Doch nur in diesem Fall müsste der Vermieter, die PATRIZIA Immobilien Kapitalverwertungsgesellschaft mbH, für die Sanierungskosten des Innenputzes aufkommen. "Der dazu bislang gehaltene Vortrag reicht nicht aus", erklärte der Vorsitzende Richter des zuständigen Zivilsenats in Kassel.

10,8 Millionen Euro Sanierungskosten

Im Behördenzentrum Fulda fiel der Putz schon vor Jahren in großen Brocken von Wänden und Decken. Um Finanzbeamte und Besucher zu schützen, musste der Putz für 10,8 Millionen Euro abgeschlagen und gesichert werden. Seit Mitte 2023 wird zudem ein Teil des Gebäudes saniert und neu verputzt.

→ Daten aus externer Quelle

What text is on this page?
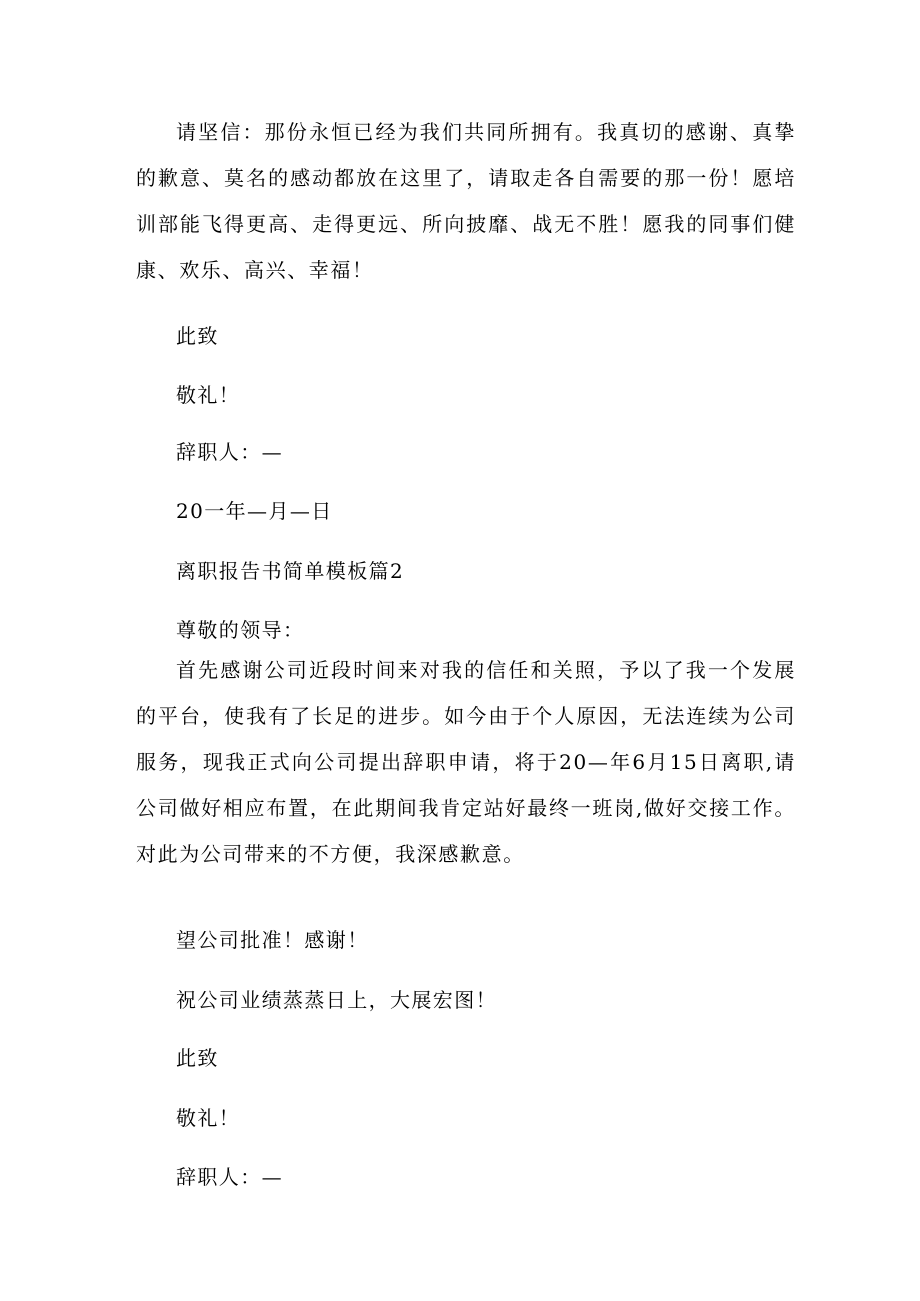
请坚信：那份永恒已经为我们共同所拥有。我真切的感谢、真挚的歉意、莫名的感动都放在这里了，请取走各自需要的那一份！愿培训部能飞得更高、走得更远、所向披靡、战无不胜！愿我的同事们健康、欢乐、高兴、幸福！
此致
敬礼！
辞职人：—
20一年—月—日
离职报告书简单模板篇2
尊敬的领导：
首先感谢公司近段时间来对我的信任和关照，予以了我一个发展的平台，使我有了长足的进步。如今由于个人原因，无法连续为公司服务，现我正式向公司提出辞职申请，将于20—年6月15日离职,请公司做好相应布置，在此期间我肯定站好最终一班岗,做好交接工作。对此为公司带来的不方便，我深感歉意。
望公司批准！感谢！
祝公司业绩蒸蒸日上，大展宏图！
此致
敬礼！
辞职人：—
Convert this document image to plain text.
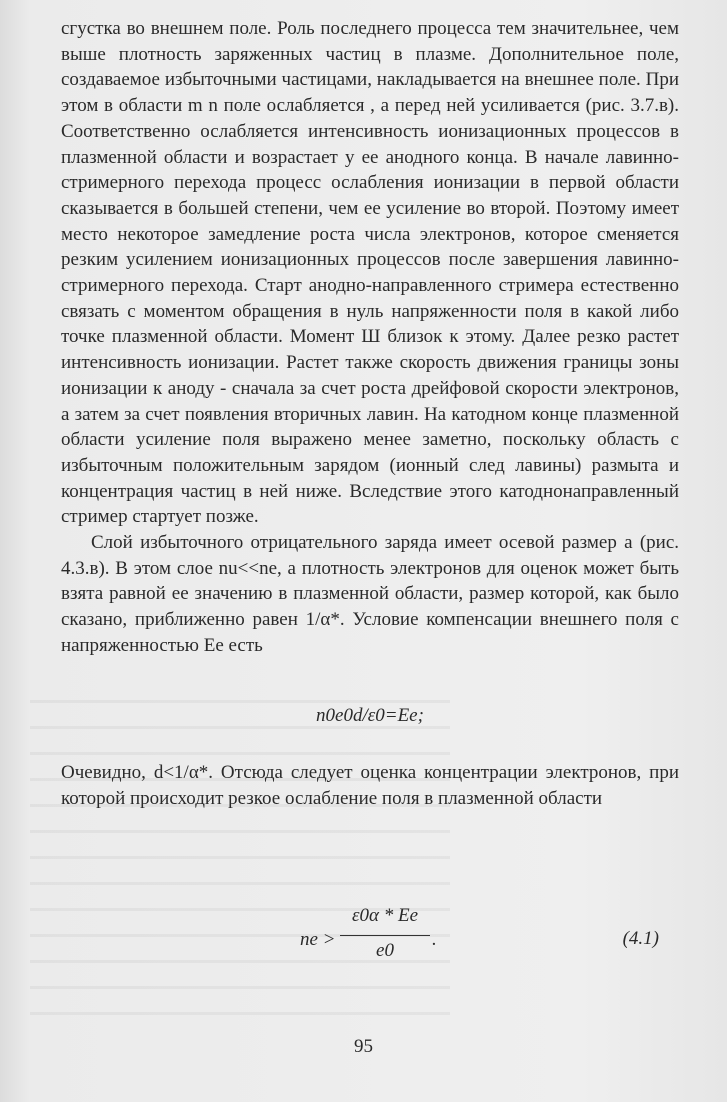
сгустка во внешнем поле. Роль последнего процесса тем значительнее, чем выше плотность заряженных частиц в плазме. Дополнительное поле, создаваемое избыточными частицами, накладывается на внешнее поле. При этом в области m n поле ослабляется , а перед ней усиливается (рис. 3.7.в). Соответственно ослабляется интенсивность ионизационных процессов в плазменной области и возрастает у ее анодного конца. В начале лавинно-стримерного перехода процесс ослабления ионизации в первой области сказывается в большей степени, чем ее усиление во второй. Поэтому имеет место некоторое замедление роста числа электронов, которое сменяется резким усилением ионизационных процессов после завершения лавинно-стримерного перехода. Старт анодно-направленного стримера естественно связать с моментом обращения в нуль напряженности поля в какой либо точке плазменной области. Момент Ш близок к этому. Далее резко растет интенсивность ионизации. Растет также скорость движения границы зоны ионизации к аноду - сначала за счет роста дрейфовой скорости электронов, а затем за счет появления вторичных лавин. На катодном конце плазменной области усиление поля выражено менее заметно, поскольку область с избыточным положительным зарядом (ионный след лавины) размыта и концентрация частиц в ней ниже. Вследствие этого катоднонаправленный стример стартует позже.

Слой избыточного отрицательного заряда имеет осевой размер a (рис. 4.3.в). В этом слое nu<<ne, а плотность электронов для оценок может быть взята равной ее значению в плазменной области, размер которой, как было сказано, приближенно равен 1/α*. Условие компенсации внешнего поля с напряженностью Ee есть

n0e0d/ε0=Ee;

Очевидно, d<1/α*. Отсюда следует оценка концентрации электронов, при которой происходит резкое ослабление поля в плазменной области

ne >
ε0α * Ee
e0
.	(4.1)
95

Vor Jahren schon wurde im Behördenzentrum der Putz abgeschlagen, damit er den Beamten nicht auf den Kopf fällt.
Vor Jahren schon wurde im Behördenzentrum der Putz abgeschlagen, damit er den Beamten nicht auf den Kopf fällt. Bild © Volker Siefert, hr

Das Land hatte das Behördenzentrum 2005 an einen Investor verkauft und zurückgemietet. Der Kaufvertrag beinhaltet keine klare Regelung, wer den Innenputz bezahlen muss. Das Land Hessen verlangt die Sanierungskosten vom Vermieter zurück. Es verklagte ihn 2019, unterlag aber in erster Instanz.

Das Land zog vor das Oberlandesgericht und legte ein Gutachten vor. Das beweist aber aus Sicht der Richter nicht schlüssig, dass der Putz zur Wand gehört. Doch nur wenn das in der sogenannten "Dach- und Fachklausel" eindeutig geregelt wäre, müsste demnach der Vermieter den neuen Putz bezahlen. Das Land hat nun sechs Wochen Zeit, um neue Argumente vorzubringen oder die Klage zurückzuziehen.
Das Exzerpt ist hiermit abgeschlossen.